I also know many companies that use GraphQL for their internal usage of APIs, but provide only an external public REST API (and some of those REST APIs are just a facade over the GraphQL API). I don't think there is a wrong answer here. I personally like GraphQL because it enables an API to encapsulate a lot of business logic that is typically needed to connect entities in our domains. You of course can design REST APIs that give a similar feeling depending on your use case.

I hope this helps!
apollo-watson
·hace 9 meses·discuss
I work on DevRel at Apollo. We built this because we kept running into the same problem: getting LLMs to reliably call GraphQL APIs without either (a) dumping the entire schema into context and burning tokens, or (b) hoping the LLM correctly orchestrates multiple API calls. MCP standardizes how agents connect to tools, but you still need to bridge your actual APIs. Apollo MCP Server does this for GraphQL specifically.

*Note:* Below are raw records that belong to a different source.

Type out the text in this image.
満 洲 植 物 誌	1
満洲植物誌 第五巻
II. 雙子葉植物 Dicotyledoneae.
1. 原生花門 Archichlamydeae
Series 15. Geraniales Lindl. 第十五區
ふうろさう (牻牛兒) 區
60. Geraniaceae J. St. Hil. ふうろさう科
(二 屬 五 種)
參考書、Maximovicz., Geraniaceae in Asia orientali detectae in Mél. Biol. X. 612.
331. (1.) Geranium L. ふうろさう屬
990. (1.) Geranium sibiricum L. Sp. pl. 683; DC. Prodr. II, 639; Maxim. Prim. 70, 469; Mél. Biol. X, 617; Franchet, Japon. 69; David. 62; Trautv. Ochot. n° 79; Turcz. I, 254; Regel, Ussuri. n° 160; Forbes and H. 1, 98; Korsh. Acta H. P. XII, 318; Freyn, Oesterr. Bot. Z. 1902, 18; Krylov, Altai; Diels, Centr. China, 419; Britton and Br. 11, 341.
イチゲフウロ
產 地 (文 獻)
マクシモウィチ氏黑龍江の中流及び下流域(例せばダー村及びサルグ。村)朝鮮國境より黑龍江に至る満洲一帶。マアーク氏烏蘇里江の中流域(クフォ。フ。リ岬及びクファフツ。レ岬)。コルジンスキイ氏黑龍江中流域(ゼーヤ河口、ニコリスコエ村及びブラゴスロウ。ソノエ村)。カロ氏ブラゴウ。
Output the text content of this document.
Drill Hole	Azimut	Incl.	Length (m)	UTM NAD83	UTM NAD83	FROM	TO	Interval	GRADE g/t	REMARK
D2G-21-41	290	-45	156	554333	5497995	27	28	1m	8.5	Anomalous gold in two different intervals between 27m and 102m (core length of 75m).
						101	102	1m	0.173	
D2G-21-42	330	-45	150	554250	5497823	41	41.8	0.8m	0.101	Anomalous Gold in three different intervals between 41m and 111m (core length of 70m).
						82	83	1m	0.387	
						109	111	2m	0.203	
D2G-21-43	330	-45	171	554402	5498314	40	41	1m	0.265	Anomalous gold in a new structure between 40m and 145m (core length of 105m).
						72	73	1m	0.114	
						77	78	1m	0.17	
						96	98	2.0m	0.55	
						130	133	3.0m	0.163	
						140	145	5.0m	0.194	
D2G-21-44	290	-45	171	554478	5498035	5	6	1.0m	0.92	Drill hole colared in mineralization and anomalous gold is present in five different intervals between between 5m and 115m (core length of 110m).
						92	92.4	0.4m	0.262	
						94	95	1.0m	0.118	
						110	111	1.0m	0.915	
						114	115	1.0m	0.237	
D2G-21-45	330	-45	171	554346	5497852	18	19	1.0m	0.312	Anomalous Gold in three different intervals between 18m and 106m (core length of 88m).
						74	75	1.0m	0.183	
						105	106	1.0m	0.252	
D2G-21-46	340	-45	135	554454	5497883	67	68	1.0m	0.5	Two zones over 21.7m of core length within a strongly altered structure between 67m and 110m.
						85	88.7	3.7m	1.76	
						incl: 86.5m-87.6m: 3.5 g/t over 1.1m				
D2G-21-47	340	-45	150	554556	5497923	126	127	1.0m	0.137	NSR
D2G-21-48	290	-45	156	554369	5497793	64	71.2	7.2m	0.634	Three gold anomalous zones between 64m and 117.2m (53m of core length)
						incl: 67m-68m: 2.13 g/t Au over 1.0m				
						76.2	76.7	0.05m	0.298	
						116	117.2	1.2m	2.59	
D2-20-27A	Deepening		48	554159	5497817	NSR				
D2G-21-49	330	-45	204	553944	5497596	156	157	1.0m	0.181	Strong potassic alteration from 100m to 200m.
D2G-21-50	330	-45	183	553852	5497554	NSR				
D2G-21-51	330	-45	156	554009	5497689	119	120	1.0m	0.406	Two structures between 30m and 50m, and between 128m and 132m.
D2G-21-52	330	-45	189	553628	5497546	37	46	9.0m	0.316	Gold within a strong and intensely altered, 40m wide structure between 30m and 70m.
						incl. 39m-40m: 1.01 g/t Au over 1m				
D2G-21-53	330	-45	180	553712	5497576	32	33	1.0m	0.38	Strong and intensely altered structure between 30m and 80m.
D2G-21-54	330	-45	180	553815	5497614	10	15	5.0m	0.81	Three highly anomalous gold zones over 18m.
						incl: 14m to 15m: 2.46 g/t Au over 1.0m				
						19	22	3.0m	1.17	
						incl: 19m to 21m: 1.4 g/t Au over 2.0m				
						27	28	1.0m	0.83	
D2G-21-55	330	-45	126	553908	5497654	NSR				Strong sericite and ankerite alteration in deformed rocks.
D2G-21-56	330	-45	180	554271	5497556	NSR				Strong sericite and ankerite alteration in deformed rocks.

We announced the GA release of Apollo MCP Server v1.0 today with Auth and OpenTelemtry support.
apollo-watson
·hace 9 meses·discuss
Apollo GraphQL announced the official GraphOS MCP Server with a set of tools that enables an Agentic workflow to build a graph. The URL links to the timestamp of my demo, but it shows bringing together Flightradar24 and the Aviation Weather REST API from the FAA using only the OpenAPI spec that the GraphOS tools.

The tools include an ApolloConnectorsSpec tool that provides a concise doc set to the LLM for integrating any REST API. The tool response contains the right context plus additional Apollo documentation links. There are also two additional tools for searching and reading Apollo docs that enables an LLM to gather further context.

These tools are all built on top of a strong foundation with the ability to have an LLM fix any errors it has until it has a complete working graph with your integration. This workflow was designed to help teams quickly bring their REST APIs to the graph with little effort.

Would love any feedback on the direction we're taking this!